Man Without Qualities

Monday, May 12, 2003

Whose Debt?

Americans are widely thought to incur consumer debt more freely than people in other countries, especially countries with supposedly high savings rates - such as Germany. But the relationships among consumer and mortgage debt, supposed national character traits and economic optimism (or pessimism) are tricky things - and new information coming from Europe suggests that a good deal less is understood about these variables than is widely thought to be the case. For example, the F.A.Z. reports:

[C]onsumer indebtedness in Germany even exceeds that of the traditionally free-spending United States. ... And, according to experts, an estimated two million German households can no longer pay off their debt.
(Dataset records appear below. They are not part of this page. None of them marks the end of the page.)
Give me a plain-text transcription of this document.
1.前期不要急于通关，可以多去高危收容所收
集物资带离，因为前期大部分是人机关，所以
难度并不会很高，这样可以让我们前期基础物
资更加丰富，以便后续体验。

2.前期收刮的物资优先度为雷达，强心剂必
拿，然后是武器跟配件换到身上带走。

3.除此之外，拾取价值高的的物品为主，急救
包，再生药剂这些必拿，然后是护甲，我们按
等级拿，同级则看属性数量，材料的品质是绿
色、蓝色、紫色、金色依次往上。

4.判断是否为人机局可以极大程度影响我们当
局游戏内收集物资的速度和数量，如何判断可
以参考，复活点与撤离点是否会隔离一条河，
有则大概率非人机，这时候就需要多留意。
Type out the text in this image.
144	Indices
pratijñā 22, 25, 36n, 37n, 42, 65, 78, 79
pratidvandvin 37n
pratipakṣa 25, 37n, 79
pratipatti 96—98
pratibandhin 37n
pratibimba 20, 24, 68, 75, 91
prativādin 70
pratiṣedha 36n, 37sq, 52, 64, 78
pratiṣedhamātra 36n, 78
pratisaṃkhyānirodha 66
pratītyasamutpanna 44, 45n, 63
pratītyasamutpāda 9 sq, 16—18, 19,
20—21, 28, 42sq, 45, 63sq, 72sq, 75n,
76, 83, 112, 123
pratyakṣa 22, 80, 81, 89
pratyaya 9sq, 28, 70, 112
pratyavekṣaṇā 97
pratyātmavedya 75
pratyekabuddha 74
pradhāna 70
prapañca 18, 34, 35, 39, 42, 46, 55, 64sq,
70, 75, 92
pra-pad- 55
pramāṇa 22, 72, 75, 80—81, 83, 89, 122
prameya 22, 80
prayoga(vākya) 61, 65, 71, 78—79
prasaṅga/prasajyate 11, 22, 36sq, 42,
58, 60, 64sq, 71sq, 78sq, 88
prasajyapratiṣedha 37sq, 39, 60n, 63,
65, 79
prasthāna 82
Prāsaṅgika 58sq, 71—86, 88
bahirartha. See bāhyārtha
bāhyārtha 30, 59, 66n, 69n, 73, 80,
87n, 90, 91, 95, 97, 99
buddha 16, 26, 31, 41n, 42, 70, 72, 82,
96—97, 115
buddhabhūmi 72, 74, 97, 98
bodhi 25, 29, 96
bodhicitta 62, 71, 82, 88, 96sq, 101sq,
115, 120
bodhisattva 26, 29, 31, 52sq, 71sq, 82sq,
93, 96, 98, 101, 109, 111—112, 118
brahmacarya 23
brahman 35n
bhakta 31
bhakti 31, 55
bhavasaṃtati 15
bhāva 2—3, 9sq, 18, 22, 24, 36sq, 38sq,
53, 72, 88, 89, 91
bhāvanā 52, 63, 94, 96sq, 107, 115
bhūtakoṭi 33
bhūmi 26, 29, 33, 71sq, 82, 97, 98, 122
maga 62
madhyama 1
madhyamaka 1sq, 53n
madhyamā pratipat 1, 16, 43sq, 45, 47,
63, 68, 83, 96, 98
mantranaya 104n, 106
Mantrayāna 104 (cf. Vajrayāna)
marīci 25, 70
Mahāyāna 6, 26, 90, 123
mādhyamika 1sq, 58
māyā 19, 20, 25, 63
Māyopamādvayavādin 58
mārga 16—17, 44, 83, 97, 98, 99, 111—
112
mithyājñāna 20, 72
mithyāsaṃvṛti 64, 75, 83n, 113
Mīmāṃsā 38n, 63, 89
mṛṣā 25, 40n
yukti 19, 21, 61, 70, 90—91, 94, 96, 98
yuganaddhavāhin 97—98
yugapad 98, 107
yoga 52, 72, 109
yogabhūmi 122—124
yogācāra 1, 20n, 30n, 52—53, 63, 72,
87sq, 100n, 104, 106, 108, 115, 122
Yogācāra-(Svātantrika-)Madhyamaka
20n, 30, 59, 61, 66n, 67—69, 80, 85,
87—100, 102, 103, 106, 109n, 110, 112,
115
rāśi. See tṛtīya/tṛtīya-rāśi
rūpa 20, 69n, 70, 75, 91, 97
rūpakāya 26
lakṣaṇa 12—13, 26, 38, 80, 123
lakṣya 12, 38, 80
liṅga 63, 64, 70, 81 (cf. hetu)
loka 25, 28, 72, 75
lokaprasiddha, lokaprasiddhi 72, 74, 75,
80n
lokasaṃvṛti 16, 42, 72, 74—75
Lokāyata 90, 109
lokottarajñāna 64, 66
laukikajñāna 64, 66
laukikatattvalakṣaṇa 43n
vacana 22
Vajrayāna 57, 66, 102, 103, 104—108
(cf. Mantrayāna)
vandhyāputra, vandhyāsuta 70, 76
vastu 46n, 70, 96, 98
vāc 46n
Even more interestingly, the German consumer's acceptance of such higher consumer debt is a recent phenomenon - that is, it is accelerating during a period of supposedly deepening economic anxiety - and this all seems to be happening at the same time the Germans maintain a high savings rate:

The OECD put total household debt in Germany at 112 percent of disposable income in 2001, compared to just 85 percent 10 years earlier. Debts of U.S. households, whose shopping spree is known to have helped bolster the flagging U.S. economy, stood at 109 percent of disposable income in 2001.

The OECD statistics also seem to confound the argument that the Germans are using most of their borrowings to buy their own house, while their U.S. peers consume on borrowed money: Mortgage loans account for an average 72 percent of disposable income in Germany, and for about 74 percent in the United States.

Yet the German savings ratio remains high in international comparison, at just under 10 percent of average disposable income in 2001. European Union statistics also put the Germans, together with the French, at the top of the European savings champions league. The Americans, for their part, put just about 3.7 percent of their disposable income aside for a rainy day.

Note: "consumer debt" does not normally include home equity loans - which are a form of mortgage.